The South continues to lie about the Civil War. They’ve done it for eons, with the most prominent lie being that, somehow, the war was not about slavery. Now, they want to put that nonsense into public schools – all under the guise of “honoring” the black people who served in the Confederate Army. There’s just one problem with that: Historians can find absolutely no record of black people willingly serving as Confederate soldiers. According to Walter Edgar, who is the head of the Institute of Southern Studies at the University of South Carolina, says of the situation:
“In all my years of research, I can say I have seen no documentation of black South Carolina soldiers fighting for the Confederacy. In fact, when secession came, the state turned down free (blacks) who wanted to volunteer because they didn’t want armed persons of color.
And this makes sense. After all, the black people in the South back then were all slaves. The few free blacks were very oppressed. Why on earth would they willfully continue their own enslavement? It makes no sense whatosever. That isn’t stopping State Rep. State Rep. Bill Chumley (R-Woodruff) and State Rep. Mike Burns (R-Taylors), though. Chumley says of his efforts to push false history into the classrooms of South Carolina public schools:
“We are all learning a lot. The purpose of the bill is education.”
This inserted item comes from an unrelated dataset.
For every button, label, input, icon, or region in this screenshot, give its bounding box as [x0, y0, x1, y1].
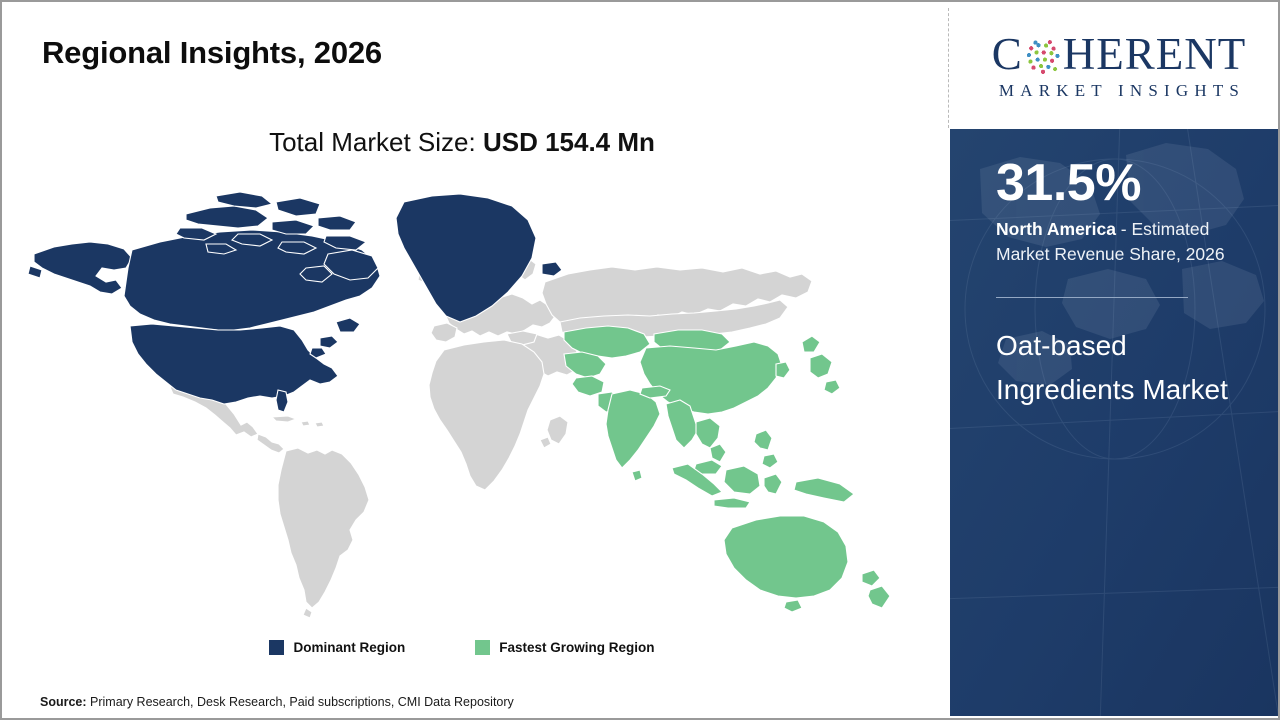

You’re not learning shit, Chumley, and neither is anyone else, because what you are pushing is not at all true. This is just another effort for racist southern Republicans to whitewash the Confederacy and the Civil War to make themselves feel better and to make the disgraceful south look better. It has nothing to do with education, and everything to do with racism, veneration of the Confederacy, and falsifying history – all under cover of trying to pretend you actually care about the history of black people in the old south. Shame on you.